CO-ENTREPRENEUR CAFÉ #19 Le concept de "formation continue" date déjà un peu, et pourtant il est plus que jamais d’actualité: dans une société traversée par de profonds changements, celui qui ne se (re) forme pas se destine à une forme d’obsolescence auto-programmée!

– Chronique de Roald Sieberath, multi-entrepreneur, coach de start-up et venture partner pour LeanSquare, directeur de AI Black Belt, professeur invité à l’UCL et à l’UNamur

En cette période (encore) de rentrée, c’est un bon moment pour interroger ses motivations d’apprentissage.
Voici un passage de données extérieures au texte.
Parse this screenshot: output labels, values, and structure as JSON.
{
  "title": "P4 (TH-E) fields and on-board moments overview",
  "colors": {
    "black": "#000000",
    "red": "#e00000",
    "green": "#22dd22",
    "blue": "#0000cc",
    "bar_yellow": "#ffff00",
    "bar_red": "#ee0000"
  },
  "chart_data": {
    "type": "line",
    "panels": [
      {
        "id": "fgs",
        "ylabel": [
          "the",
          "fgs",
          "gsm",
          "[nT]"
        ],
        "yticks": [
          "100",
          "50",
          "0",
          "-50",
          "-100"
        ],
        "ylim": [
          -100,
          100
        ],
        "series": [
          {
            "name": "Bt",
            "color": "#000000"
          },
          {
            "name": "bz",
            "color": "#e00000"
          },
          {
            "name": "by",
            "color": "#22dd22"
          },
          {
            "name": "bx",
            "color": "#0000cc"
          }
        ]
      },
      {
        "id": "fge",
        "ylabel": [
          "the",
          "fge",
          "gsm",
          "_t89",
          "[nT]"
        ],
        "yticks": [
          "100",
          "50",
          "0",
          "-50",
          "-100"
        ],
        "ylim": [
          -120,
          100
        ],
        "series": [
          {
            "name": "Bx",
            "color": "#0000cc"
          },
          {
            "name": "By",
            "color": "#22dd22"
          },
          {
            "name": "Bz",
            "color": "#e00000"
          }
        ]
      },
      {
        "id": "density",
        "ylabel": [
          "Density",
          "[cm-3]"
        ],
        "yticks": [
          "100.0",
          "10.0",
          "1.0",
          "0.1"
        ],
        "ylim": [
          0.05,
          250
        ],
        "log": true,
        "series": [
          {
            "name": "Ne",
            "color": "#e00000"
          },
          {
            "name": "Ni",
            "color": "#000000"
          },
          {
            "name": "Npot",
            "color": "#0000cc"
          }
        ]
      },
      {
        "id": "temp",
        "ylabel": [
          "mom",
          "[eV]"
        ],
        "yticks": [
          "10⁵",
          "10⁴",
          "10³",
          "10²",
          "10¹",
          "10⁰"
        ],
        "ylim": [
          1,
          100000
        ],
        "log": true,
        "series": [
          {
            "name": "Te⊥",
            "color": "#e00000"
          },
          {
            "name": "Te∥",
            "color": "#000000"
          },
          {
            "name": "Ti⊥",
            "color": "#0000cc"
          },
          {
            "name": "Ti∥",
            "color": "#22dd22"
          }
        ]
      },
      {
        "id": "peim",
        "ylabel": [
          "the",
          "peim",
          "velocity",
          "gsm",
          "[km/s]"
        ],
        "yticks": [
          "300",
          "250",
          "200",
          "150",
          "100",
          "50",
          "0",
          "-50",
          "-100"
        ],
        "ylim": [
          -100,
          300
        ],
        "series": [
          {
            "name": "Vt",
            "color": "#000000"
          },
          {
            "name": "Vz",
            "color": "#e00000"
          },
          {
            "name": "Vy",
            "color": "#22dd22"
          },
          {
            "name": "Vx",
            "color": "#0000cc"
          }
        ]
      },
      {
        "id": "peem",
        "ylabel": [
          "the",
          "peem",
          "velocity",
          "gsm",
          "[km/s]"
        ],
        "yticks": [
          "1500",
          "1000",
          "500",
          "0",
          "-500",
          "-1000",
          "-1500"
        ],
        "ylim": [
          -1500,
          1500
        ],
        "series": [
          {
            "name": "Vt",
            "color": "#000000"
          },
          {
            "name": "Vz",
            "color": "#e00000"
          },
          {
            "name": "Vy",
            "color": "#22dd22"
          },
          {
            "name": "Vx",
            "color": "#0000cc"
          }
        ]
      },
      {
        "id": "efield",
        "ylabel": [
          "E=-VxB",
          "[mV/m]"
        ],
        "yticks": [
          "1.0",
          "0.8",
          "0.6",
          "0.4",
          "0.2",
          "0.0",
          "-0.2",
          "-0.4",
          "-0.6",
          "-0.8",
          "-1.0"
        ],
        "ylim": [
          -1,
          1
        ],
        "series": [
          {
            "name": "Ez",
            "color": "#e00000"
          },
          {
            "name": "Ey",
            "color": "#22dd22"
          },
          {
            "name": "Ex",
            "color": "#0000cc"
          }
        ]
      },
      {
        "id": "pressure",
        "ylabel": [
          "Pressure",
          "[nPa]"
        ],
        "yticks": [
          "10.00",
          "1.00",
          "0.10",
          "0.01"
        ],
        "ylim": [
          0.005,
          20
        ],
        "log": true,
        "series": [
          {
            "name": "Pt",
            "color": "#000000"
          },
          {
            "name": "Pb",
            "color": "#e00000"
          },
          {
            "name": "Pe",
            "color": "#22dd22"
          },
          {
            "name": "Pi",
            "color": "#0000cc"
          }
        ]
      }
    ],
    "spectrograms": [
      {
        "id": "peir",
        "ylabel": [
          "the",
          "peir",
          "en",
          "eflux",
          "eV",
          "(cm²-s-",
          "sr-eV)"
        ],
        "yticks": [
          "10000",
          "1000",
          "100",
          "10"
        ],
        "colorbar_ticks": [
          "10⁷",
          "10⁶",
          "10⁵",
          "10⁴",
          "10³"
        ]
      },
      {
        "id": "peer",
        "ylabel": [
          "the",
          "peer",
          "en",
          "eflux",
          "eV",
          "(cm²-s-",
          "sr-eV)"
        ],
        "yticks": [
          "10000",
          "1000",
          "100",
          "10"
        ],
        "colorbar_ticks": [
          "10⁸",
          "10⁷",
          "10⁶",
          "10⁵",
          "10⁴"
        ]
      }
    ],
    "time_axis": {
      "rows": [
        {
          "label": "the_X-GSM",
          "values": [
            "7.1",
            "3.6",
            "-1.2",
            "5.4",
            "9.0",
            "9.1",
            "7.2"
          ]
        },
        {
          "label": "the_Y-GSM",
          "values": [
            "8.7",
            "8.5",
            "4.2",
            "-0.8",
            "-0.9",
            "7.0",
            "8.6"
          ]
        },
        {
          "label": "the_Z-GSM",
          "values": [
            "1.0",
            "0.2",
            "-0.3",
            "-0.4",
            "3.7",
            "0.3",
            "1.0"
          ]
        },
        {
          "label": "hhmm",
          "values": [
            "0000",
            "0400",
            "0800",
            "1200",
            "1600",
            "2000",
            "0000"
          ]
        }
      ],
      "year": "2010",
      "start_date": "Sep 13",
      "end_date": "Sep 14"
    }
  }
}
Le concept de "formation continue" date déjà un peu, et pourtant il est plus que jamais d’actualité : dans une société traversée par de profonds changements (technologie, digitalisation, new ways of working, etc.), celui qui ne se (re) forme pas se destine à une forme d’obsolescence auto-programmée !

Cette approche, j’essaie de me l’appliquer à moi-même : je suis un fan de la première heure (déjà en 2011) des MOOC (Massive Online Open Courses) ; je m’étais plongé dans le machine learning, base de l’AI d’aujourd’hui, mais qui ne faisait pas partie de mon curriculum d’ingénieur en informatique dans les années 90… Depuis, je dois confesser une propension au binge learning (par analogie avec le binge watching de séries télé) : j’enfile les formations en ligne presque sans discontinuer.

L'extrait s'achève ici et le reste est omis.